Olof Astrand
10 min readSep 5, 2024

TI Deep Learning library and building TI Apache TVM for the Beagley-AI

TIDL

Here I try to build apache tvm for the BeagleY AI myself. This article contains mostly of some things that might be fixed in the future and when that is the case, I might delete the article when it becomes obsolete.

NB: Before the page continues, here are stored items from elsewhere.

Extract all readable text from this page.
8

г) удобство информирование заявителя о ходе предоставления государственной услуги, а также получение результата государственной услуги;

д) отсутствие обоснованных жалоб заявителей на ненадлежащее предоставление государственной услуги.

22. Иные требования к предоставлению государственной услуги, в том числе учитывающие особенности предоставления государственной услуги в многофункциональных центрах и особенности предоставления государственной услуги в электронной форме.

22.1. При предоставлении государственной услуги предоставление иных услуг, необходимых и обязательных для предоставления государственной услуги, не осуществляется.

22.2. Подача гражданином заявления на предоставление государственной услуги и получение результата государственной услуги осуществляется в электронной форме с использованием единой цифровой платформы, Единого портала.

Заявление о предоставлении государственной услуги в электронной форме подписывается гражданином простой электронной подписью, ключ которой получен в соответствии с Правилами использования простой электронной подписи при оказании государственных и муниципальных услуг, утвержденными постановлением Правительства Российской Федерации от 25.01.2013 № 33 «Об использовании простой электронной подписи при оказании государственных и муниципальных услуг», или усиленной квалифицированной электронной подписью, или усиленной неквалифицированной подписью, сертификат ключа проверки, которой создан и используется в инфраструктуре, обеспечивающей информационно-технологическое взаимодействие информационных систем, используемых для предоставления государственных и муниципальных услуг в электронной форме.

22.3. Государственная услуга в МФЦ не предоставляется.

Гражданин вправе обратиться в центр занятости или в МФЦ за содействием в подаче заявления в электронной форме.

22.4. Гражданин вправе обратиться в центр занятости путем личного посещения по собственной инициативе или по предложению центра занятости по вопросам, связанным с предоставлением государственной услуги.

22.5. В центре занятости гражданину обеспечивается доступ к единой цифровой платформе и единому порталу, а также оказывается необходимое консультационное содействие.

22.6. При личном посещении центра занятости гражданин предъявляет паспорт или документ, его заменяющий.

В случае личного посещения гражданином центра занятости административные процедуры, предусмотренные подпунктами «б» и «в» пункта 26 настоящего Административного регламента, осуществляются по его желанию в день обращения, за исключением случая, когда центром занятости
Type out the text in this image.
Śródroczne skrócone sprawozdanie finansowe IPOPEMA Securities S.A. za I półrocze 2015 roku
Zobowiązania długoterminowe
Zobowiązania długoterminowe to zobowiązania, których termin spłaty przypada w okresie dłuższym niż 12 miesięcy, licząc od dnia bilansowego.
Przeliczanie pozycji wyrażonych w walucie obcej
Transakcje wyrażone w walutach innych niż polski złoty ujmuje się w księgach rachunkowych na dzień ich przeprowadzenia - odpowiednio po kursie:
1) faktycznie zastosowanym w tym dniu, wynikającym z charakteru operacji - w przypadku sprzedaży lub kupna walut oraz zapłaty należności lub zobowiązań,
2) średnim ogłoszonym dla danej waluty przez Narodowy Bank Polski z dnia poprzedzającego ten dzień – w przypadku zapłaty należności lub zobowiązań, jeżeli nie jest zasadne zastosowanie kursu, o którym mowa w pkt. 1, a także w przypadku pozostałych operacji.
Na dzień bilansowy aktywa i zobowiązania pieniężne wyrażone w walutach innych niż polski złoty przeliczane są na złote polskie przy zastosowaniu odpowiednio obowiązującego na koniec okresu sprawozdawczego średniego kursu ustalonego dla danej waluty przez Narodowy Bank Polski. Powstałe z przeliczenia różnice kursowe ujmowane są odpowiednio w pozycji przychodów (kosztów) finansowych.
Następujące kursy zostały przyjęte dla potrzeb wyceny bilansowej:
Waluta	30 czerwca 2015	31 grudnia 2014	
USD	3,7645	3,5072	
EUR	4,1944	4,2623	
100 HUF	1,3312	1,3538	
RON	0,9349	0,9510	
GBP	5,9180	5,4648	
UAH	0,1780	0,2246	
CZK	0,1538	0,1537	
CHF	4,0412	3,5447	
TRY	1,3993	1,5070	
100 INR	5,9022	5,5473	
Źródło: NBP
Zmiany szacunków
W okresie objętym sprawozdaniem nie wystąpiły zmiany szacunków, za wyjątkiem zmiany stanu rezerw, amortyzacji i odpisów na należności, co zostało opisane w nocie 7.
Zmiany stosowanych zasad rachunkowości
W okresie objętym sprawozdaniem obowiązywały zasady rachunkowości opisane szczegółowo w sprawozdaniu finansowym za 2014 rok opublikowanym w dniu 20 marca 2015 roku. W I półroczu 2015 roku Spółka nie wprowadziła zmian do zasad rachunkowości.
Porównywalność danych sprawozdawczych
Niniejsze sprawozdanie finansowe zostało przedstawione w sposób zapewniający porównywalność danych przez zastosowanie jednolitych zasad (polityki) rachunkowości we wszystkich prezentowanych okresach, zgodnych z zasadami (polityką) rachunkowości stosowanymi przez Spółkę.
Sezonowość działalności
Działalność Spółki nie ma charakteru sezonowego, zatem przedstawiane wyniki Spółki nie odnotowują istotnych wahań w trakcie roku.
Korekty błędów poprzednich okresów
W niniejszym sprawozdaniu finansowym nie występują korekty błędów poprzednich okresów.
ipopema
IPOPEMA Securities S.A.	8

The most important ingredience is this, abbreviated TISDKR. ti-processor-sdk-rtos. However it is missing the PDK, Not sure if this is the latest, https://software-dl.ti.com/jacinto7/esd/processor-sdk-rtos-jacinto7/07_03_00_07/exports/docs/pdk_jacinto_07_03_00_29/docs/userguide/jacinto/index_jacinto.html

Here is the edge AI docs, https://software-dl.ti.com/jacinto7/esd/processor-sdk-linux-am67a/10_00_00/exports/edgeai-docs/common/sdk_overview.html

Download this

https://dr-download.ti.com/software-development/software-development-kit-sdk/MD-bA0wfI4X2g/10.00.00.05/ti-processor-sdk-rtos-j721e-evm-10_00_00_05.tar.gz

We also need the Edge AI tidl tools

https://github.com/TexasInstruments/edgeai-tidl-tools.git

git checkout 10_00_04_00

Of course we also need TVM

Do not forget,

 git submodule update --init --recursive 

I will try using this branch, but in the future there might be a better branch or tag. (i.e. tidl-j7)

Look for this,

src/runtime/contrib/tidl/c7x/7524_j722s/build/

Make sure that you have, ls ${TVM_HOME}/src/runtime/contrib/tidl/c7x/7524_j722s in your checked out tag/branch of apache tvm

This is the linker file for the c7x , /home/olof/tvm/python/tvm/src/runtime/contrib/tidl/c7x/c7x_tvm.cmd

The BeagleY-AI uses c7x/7524 so this, or some equivalent functions must exist in the tvm branch.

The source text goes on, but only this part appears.